All plants need the right balance of minerals and nutrients to grow. Phosphate is one of these substances and is generally present in all fertilizers, whether organic or synthetic. In general, this is done in the form of phosphoric acid, which is a derivative of phosphate.
Phosphoric acid is not directly absorbed by plants, it must first be changed. After soil application, the acid is converted to hydrogen phosphate by chemical and biological agents. It is also converted to dihydrogen phosphate, which can also be used by plants.
It should be noted that there are many primary sources of phosphorus and phosphoric acid. Animal manure contains phosphate, but does not produce new substances. Simply transfers phosphate from one area to another (after fertilizer application). However, by adding acid to the bones of animals, new phosphate can be formed in the form of phosphoric acid.
The same process is used for phosphoric rocks, which have become the main source of phosphorus in commercial fertilizers. The acid is applied to the rock after extraction and crushing, so phosphoric acid is formed that can be used in a variety of ways.
Agricultural phosphoric acid is suitable for feeding crops for greenhouse crops, open field crops and fruit trees and is one of the 17 nutrients that are essential for plant growth and development.
Sulfuric acid is a strong mineral acid composed of hydrogen, oxygen and sulfur. About half of the world’s sulfuric acid production is spent on fertilizer production. Agricultural sulfuric acid increases the yield of agricultural products.

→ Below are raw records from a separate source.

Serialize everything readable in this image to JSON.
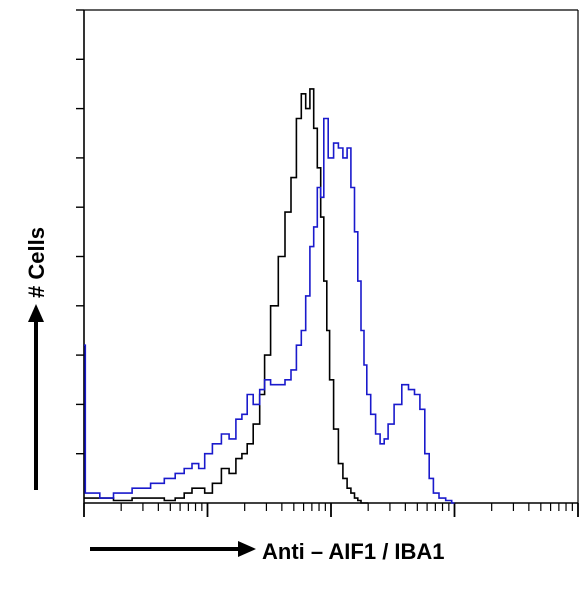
{
  "chart_data": {
    "type": "line",
    "title": "",
    "xlabel": "Anti – AIF1 / IBA1",
    "ylabel": "# Cells",
    "x_scale": "log",
    "xlim": [
      1,
      10000
    ],
    "ylim": [
      0,
      100
    ],
    "grid": false,
    "legend": "none",
    "series": [
      {
        "color": "#000000",
        "x": [
          1,
          1.5,
          2,
          3,
          4,
          5,
          6,
          7,
          8,
          9,
          10,
          12,
          14,
          16,
          18,
          20,
          22,
          25,
          28,
          30,
          35,
          40,
          45,
          50,
          55,
          60,
          65,
          70,
          75,
          80,
          85,
          90,
          95,
          100,
          110,
          120,
          130,
          140,
          150,
          160,
          170,
          180,
          190,
          200
        ],
        "y": [
          1,
          1,
          0.5,
          1,
          1,
          0.5,
          1,
          2,
          3,
          3,
          2,
          4,
          7,
          6,
          9,
          10,
          12,
          16,
          22,
          30,
          40,
          50,
          59,
          66,
          78,
          83,
          80,
          84,
          76,
          68,
          58,
          45,
          35,
          25,
          15,
          8,
          5,
          3,
          2,
          1,
          0.5,
          0,
          0,
          0
        ]
      },
      {
        "color": "#1a1acc",
        "x": [
          1,
          1.05,
          1.2,
          1.5,
          2,
          3,
          4,
          5,
          6,
          7,
          8,
          9,
          10,
          12,
          14,
          16,
          18,
          20,
          22,
          25,
          28,
          30,
          35,
          40,
          45,
          50,
          55,
          60,
          65,
          70,
          75,
          80,
          85,
          90,
          100,
          110,
          120,
          130,
          140,
          150,
          160,
          170,
          180,
          190,
          200,
          220,
          240,
          260,
          280,
          300,
          350,
          400,
          450,
          500,
          550,
          600,
          650,
          700,
          800,
          900,
          1000
        ],
        "y": [
          32,
          2,
          2,
          1,
          2,
          3,
          4,
          5,
          6,
          7,
          8,
          7,
          10,
          12,
          14,
          13,
          17,
          18,
          22,
          20,
          23,
          25,
          24,
          24,
          25,
          27,
          32,
          35,
          42,
          52,
          56,
          64,
          62,
          78,
          70,
          73,
          72,
          70,
          72,
          64,
          55,
          45,
          35,
          28,
          22,
          18,
          14,
          12,
          13,
          16,
          20,
          24,
          23,
          22,
          19,
          10,
          5,
          2,
          1,
          0.5,
          0
        ]
      }
    ]
  }
}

Which, agricultural phosphoric acid or agricultural sulfuric acid, is suitable for regulating the alkalinity of greenhouse crops?

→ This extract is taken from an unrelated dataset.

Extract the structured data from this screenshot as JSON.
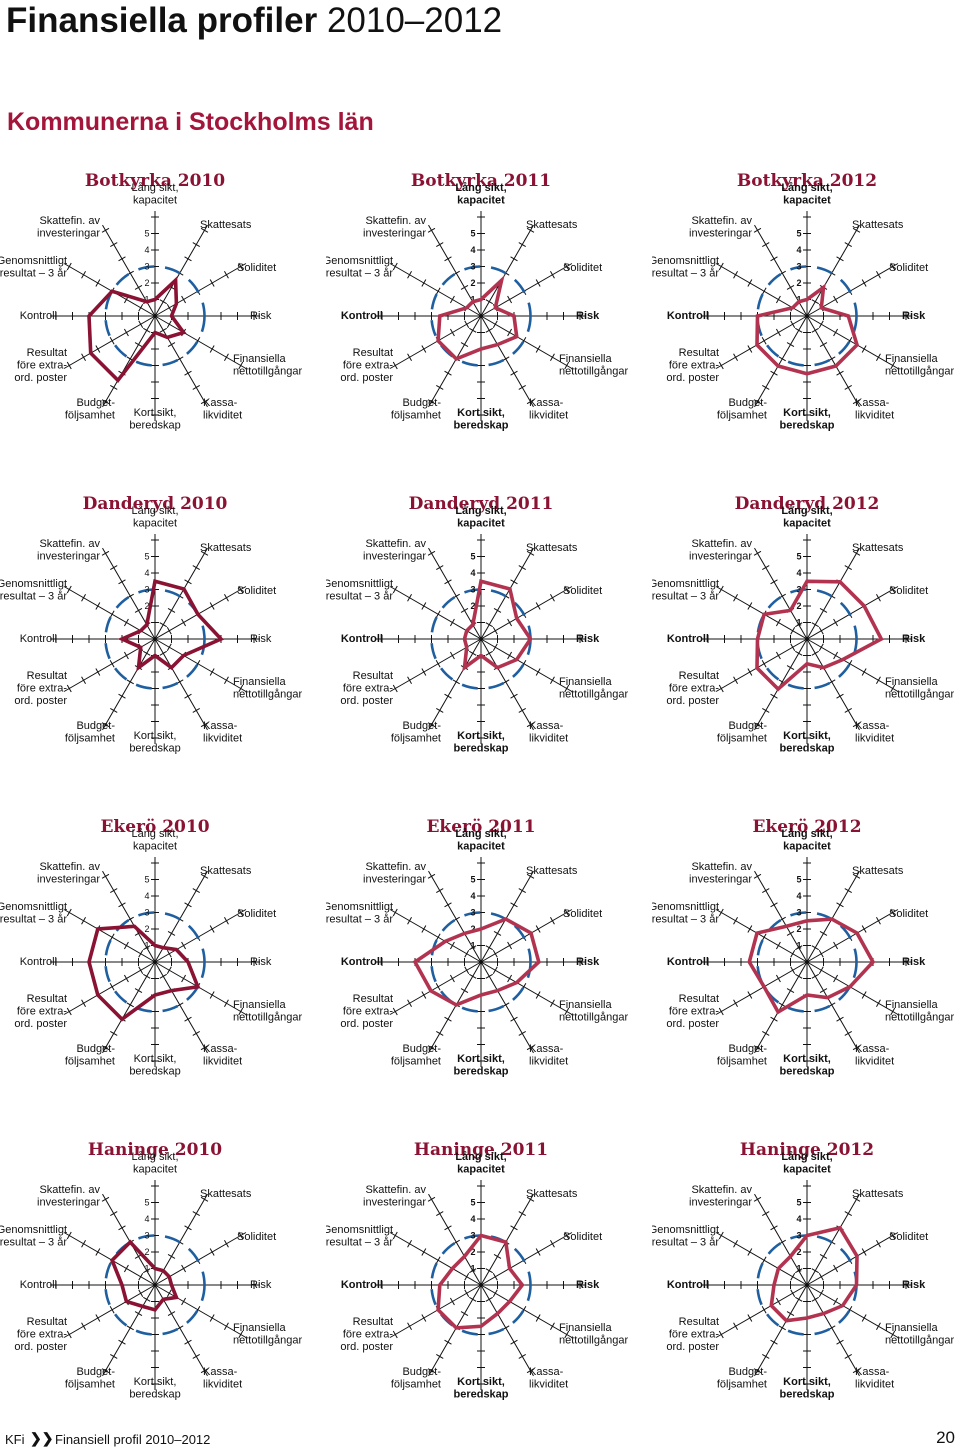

Acids are a great tool for agricultural producers to better control the alkalinity of irrigation water (mainly bicarbonates and carbonates) and the growth of the pH of the environment, and it will always be for them. After understanding the role of alkalinity, the manufacturer may consider the following practical step to control alkalinity using acids through the injector system.
Acids commonly available from manufacturers include phosphoric, sulfuric, nitric, and citric acids. There are criteria for choosing the right acid for these conditions, including:
Relative safety, neutralizing power, cost and nutrient content.
According to the most effective and widely used acid is sulfuric acid. However, it is one of the most dangerous acids to use. For small amounts of alkali removal, phosphoric acid may be the acid of choice. Nitric acid is theoretically ideal because it adds nitrogen to nitrate. But it evaporates and is very oxidizing, making it very difficult to work with. Citric acid is a weak and solid organic acid that makes it safer than the other three acids. But it is much less effective.
Does the use of sulfuric acid and phosphoric acid in very alkaline soils (pH> 8) really help farmers in the reproductive system?
In some parts of the world, grape growers use industrial amounts of hydrogen sulfuric acid and phosphoric acid, claiming that this helps to circumvent the effect of soil pH, basically soil pH in general> 7.5 to 8.5 and structure It is mainly variable, because of this high pH, the effect of chemical fertilizers with fertilization is also very weak.
The oxidation number of sulfur in sulfuric acid is +6, while that in phosphoric acid is +5.
The number of O-H bonds in sulfuric acid is 2, but in phosphoric acid it is 3.
The electronegativity of sulfur is greater than that of phosphorus. The above factors affect the polarity of the O-H bond. The polarity of the O-H bond in sulfuric acid is higher than that of phosphoric acid.
Sulfuric acid is considered a strong acid and is actually the strongest acid. Phosphoric acid is a weak acid.